One day, people visiting a food market were offered a sample of 24 different kinds of jam. On the following day, the same activity was carried out but this time visitors only had 6 jams to taste. When it came to making a purchase, those who had only been offered 6 options were actually 10 times more likely to buy a jam than those who had 24 options in front of them.
How choice affects UX design
The paradox of choice plays a significant role in UX design since websites are often a place where users are offered a large amount of choice, e.g. an e-commerce or fashion platform.
Now, you might think that offering as many options as possible makes the user more likely to purchase at least one thing from your website. However, it often distracts the user who will then put off the decision-making process and end up buying nothing at all.
Excess choice leads to anxiety and customers may eventually start focusing the cons of your service/product more than the pros.
Let’s take a look at some of the most common ways UX design can trigger user anxiety and, in turn, the paradox of choice:
When there are too many CTAs on one section of a website, the user doesn’t know where to click. Alongside this, too many CTA buttons can draw user attention away from the main content on the page.
Too many things being explained at once makes it difficult for the user to focus on just one piece of content. Instead of taking the time to process all the information, a user is likely to simply switch to your competitor’s website.
And endless chain of CTAs is not only confusing, but it’s frustrating for users who just want to get to where they need to be. Plus, it makes your site feel spammy and less trustworthy.
Placing an excess of social sharing buttons not only distracts the user from converting but it already creates a negative association with end conversion as they are likely to be asked to share their purchases on social – also bringing up concerns about privacy.
Saving users from decision fatigue
You can proudly boast about the success rate of your business only when your users are happy about their decisions. And to make that happen, you don’t necessarily need to reduce the number of choices.
Instead, what you should be doing is delivering the options in the smartest way possible. Below are some tips to reduce excessive choice, creating an effective web design that converts.
Create a consistent section for CTAs i.e. CTAs must appear only in that particular section on all web pages.
Try not to run too many offers and promotions at one time.
Use anticipatory design to reduce the number of choices required to be made by the customer.
Avoid content overload and don’t give away too much information at once.
Make sure your CTA design is appropriate and that it doesn’t immediately lead to a second CTA.
Only display the social sharing buttons of the social media platforms that you regularly monitor.
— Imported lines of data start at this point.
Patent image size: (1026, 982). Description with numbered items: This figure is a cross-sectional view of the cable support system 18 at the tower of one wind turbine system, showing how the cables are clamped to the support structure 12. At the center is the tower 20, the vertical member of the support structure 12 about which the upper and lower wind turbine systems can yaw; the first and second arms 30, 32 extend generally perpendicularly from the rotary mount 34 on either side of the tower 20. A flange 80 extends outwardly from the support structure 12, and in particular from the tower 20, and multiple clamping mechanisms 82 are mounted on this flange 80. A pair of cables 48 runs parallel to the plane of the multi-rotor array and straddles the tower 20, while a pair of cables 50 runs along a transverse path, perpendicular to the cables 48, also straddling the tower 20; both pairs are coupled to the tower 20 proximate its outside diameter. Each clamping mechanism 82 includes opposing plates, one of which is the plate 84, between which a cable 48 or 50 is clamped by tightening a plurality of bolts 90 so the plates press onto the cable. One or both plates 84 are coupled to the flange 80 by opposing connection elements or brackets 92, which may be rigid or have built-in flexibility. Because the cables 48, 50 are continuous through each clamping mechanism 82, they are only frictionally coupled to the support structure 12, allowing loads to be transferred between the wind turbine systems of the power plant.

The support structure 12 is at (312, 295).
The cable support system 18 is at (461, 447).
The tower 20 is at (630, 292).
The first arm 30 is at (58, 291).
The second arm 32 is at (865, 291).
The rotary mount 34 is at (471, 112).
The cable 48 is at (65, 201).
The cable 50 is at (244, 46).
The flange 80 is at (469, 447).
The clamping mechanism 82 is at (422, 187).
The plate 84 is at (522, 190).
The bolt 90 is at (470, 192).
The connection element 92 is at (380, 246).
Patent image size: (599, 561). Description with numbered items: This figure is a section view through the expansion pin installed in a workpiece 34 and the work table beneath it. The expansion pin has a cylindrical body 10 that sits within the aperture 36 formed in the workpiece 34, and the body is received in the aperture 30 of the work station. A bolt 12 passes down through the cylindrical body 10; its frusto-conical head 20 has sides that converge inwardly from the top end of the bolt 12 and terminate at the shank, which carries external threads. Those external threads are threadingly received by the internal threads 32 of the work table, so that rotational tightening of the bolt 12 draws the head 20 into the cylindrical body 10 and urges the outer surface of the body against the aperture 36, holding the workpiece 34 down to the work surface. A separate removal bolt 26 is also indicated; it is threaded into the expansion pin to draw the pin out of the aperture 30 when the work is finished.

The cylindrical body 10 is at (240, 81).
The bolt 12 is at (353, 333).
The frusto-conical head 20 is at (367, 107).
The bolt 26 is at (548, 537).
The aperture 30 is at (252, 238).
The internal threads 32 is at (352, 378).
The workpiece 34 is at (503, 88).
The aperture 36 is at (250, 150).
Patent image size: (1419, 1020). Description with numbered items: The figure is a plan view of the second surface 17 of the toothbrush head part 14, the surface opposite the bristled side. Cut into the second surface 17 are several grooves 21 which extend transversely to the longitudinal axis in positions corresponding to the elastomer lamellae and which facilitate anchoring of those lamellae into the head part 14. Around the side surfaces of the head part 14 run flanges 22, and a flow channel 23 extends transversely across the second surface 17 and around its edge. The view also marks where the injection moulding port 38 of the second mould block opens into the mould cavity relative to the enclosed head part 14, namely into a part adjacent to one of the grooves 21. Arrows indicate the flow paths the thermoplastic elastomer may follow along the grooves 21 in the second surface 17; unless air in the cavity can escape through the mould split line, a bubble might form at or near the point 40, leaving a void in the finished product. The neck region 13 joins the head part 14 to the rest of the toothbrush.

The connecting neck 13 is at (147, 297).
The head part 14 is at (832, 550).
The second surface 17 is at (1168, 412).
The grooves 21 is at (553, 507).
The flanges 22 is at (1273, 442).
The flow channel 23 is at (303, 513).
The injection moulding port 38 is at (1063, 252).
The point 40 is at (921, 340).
Save your customers from anxiety by being crystal clear about the options that you give. If you beat around the bush, customers will leave.
If you own an eCommerce store that sells products belonging to different categories, reduce user anxiety by making sure you provide various product filters and sorting options.
Excessive choice exhausts the human mind. However, it also diminishes the quality of an individual’s decision making which can lead to post-choice regret and, as a result, customer dissatisfaction.
Implement the tips mentioned above to reduce excessive options in your UX design and encourage higher conversion rates.
Unsure if your current website is overwhelming users with choice? Start by simply reaching out and asking them.